Minha vontade é escrever o tamanho do pretume que me invadiu desde 2018, mas nem isso eu posso: os desgraçados me arrancaram os dedos esquerdos, exatamente os da mão narradora. Resta-me gravar a voz neste telefone celular… Quem sabe algum escritor ou jornalista encontre, ouça, transforma essas lágrimas em algo digerível?
O ano de 2018 foi trágico e decisivo para o que sou hoje. Militante político da chamada esquerda (o que é isso? – só hoje me pergunto a sério), eu estava meio de saco cheio do mar de inabilidade estratégica em que ela imergira desde a nossa deposição. É claro que perdemos a disputa presidencial nas eleições de 2018, viciadas até dizer chega. Impossível o resultado fosse outro – uma obviedade que, entretanto, assim não nos parecia naquele ano. Ao contrário: tomávamos o pleito por favas contadas, muito confiantes na conscientização do povo mais sofrido.
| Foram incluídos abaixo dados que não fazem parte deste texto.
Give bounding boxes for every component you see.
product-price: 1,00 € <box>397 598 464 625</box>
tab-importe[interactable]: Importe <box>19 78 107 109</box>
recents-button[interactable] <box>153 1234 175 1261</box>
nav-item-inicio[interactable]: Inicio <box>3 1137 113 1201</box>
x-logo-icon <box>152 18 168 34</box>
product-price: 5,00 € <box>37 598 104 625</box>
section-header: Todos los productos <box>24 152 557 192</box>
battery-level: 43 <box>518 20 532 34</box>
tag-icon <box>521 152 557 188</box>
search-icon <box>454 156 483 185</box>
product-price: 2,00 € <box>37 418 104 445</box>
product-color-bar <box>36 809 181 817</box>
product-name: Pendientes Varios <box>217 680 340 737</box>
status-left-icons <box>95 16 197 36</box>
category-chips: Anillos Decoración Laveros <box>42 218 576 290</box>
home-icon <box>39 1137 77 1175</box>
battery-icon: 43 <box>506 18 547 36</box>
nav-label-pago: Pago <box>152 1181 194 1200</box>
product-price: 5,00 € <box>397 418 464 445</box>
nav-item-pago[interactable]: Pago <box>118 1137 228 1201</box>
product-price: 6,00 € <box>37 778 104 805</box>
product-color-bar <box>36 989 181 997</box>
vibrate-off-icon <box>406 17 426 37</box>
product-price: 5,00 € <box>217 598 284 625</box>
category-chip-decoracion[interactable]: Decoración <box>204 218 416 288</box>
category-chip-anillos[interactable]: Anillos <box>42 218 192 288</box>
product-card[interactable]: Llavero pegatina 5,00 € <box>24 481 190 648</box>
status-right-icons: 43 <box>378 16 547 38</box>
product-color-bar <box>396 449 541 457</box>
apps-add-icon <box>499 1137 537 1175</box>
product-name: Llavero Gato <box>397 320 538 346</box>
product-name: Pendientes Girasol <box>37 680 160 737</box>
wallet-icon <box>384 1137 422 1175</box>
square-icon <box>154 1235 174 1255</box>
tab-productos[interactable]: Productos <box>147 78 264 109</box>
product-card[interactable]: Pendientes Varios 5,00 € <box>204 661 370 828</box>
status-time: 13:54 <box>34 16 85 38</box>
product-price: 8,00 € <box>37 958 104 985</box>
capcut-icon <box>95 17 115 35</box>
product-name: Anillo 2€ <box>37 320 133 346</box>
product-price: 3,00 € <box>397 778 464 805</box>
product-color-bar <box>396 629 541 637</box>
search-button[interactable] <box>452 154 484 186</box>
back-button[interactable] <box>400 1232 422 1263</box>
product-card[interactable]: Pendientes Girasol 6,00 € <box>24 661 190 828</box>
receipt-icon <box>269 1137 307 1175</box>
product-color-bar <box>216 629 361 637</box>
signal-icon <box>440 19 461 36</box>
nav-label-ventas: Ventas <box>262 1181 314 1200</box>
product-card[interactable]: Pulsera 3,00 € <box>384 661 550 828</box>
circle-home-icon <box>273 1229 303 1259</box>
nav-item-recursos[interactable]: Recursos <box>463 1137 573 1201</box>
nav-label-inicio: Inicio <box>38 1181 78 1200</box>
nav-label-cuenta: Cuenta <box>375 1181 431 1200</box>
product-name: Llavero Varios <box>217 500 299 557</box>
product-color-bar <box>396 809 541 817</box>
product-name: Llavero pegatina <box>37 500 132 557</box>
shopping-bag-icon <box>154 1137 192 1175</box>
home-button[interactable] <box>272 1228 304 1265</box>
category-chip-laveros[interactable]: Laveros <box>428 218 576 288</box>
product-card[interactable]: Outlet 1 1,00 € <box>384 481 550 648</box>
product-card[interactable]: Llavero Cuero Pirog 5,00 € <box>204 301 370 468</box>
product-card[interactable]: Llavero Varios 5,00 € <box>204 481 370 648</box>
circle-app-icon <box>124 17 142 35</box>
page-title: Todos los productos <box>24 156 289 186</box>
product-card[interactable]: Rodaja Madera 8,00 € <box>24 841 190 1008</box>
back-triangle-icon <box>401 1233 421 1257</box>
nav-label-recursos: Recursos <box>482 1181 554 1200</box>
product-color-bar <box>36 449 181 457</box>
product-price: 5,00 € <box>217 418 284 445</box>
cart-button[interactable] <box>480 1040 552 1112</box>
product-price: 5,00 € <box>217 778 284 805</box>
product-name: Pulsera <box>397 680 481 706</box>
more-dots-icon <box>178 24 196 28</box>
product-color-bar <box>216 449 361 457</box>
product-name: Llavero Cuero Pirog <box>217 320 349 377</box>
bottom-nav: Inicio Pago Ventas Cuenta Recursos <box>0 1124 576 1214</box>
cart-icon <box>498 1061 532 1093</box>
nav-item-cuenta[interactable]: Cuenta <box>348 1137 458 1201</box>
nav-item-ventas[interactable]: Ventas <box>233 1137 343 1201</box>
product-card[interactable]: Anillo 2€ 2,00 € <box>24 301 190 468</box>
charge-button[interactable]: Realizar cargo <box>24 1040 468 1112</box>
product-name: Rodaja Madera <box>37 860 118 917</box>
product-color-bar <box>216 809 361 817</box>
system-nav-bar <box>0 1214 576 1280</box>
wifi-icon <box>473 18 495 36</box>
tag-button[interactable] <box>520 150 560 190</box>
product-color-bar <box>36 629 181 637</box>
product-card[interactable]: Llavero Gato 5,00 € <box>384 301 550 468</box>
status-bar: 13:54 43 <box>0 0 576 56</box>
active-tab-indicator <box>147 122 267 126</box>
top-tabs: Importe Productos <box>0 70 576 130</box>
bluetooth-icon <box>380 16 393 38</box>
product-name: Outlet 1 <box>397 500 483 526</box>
Ai, ai… Santa ingenuidade… Os ônibus e os carros de passeio espirrando-me água empoçada das chuvas, os pedestres cada vez mais cabisbaixos, uma falta de alegria que definitivamente não nos pertence, mas, mesmo assim, a resposta à altura não vem. Assim como não veio há dois anos.
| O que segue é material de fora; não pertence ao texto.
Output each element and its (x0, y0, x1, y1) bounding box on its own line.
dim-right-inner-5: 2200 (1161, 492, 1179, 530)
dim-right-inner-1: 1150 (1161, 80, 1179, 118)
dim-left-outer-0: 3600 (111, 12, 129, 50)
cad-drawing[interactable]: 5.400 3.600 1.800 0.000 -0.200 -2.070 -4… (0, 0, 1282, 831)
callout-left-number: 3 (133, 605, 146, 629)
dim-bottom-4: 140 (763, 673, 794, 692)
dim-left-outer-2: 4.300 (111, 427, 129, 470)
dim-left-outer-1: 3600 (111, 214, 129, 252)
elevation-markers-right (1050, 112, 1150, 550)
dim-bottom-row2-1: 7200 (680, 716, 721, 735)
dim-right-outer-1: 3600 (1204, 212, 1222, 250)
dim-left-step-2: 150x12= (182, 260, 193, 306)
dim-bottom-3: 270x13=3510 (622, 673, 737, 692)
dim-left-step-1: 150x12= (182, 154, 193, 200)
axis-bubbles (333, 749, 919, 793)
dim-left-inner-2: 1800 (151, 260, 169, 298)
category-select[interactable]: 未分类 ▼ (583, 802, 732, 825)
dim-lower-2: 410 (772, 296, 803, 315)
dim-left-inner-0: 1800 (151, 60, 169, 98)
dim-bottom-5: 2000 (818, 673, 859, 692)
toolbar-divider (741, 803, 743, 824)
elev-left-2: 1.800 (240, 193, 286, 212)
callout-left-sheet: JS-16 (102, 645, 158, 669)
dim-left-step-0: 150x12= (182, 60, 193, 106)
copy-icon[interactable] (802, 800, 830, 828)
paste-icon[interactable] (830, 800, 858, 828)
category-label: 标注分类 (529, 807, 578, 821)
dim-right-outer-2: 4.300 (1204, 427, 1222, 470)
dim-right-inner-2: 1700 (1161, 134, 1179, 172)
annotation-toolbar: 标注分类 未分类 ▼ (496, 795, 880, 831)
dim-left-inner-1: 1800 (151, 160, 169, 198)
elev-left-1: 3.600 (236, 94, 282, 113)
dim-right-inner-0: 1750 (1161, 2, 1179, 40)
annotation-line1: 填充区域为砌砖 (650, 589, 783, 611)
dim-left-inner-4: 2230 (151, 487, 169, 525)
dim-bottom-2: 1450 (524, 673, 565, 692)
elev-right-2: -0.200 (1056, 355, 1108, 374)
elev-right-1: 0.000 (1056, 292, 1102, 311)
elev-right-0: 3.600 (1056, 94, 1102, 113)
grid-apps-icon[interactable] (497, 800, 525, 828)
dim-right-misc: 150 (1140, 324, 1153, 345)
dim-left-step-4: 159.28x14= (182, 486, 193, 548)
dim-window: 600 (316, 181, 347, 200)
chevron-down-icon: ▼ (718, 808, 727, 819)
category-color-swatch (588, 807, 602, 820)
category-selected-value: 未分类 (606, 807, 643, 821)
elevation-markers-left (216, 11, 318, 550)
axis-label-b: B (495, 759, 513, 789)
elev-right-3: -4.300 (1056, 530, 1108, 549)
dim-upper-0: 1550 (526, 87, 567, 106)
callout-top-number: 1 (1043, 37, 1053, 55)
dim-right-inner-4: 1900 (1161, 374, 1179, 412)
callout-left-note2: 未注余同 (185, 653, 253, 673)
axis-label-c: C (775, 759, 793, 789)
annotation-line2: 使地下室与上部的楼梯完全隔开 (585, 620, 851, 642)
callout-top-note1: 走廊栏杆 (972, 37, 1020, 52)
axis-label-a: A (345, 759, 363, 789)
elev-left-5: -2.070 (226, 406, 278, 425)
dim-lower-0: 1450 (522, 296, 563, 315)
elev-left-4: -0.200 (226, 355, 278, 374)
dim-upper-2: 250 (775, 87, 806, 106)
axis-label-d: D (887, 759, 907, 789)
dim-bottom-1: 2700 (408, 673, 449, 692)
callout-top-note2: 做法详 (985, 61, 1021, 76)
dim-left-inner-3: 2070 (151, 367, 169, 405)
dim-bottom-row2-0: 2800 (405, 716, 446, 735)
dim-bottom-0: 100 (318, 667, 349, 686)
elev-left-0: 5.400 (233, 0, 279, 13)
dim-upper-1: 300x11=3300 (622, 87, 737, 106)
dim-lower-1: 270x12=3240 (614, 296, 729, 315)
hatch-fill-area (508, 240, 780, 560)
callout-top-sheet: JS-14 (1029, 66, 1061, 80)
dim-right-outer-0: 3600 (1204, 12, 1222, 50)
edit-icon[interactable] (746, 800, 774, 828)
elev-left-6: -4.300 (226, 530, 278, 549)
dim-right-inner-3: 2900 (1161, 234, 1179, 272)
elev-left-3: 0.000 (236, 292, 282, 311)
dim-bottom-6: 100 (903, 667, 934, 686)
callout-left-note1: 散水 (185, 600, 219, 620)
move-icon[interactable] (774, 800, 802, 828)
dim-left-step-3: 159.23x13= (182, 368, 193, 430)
Eu, particularmente, vivi um drama. Vamos a ele: desde menino sou apaixonado pela seleção brasileira de futebol, em especial a comandada por Telê Santana, em minha opinião a melhor dentre todas as que pude acompanhar. E 2018, ninguém consegue esquecer, foi ano da Copa na Rússia. Nosso favoritismo se confirmou, a despeito das suspeitas de arbitragem comprada a peso de ouro para apitar a favor dos brasileiros na semifinal contra a França. No entanto, como vestir a camisa amarela depois que esse grande símbolo foi capturado para finalidades tão pilantras e para o desmonte do país? Eis o drama.
Eu não conseguia usar o uniforme, mas, sim, somava-me à grande parte do país que vibrava com o time, embora sem muito entusiasmo. Ao menos antes de a disputa começar para valer. Contudo, tinha de ser uma torcida secreta, uma espécie de amor platônico, pois meus colegas de partido consideravam quase traição à causa pintar o muro, o rosto, a rua.
– Gente, não vamos confundir Carolina de Alá Seitão com caçarolinha de assar leitão, pelo amor de Deus… O time é muito mais estandarte do povo – esse mesmo que defendemos – do que símbolo do Estado brasileiro. É possível torcer sem vestir a tal amarelinha, afinal de contas – eu defendia minha proposição ideológico-futebolística diante do presidente do diretório regional.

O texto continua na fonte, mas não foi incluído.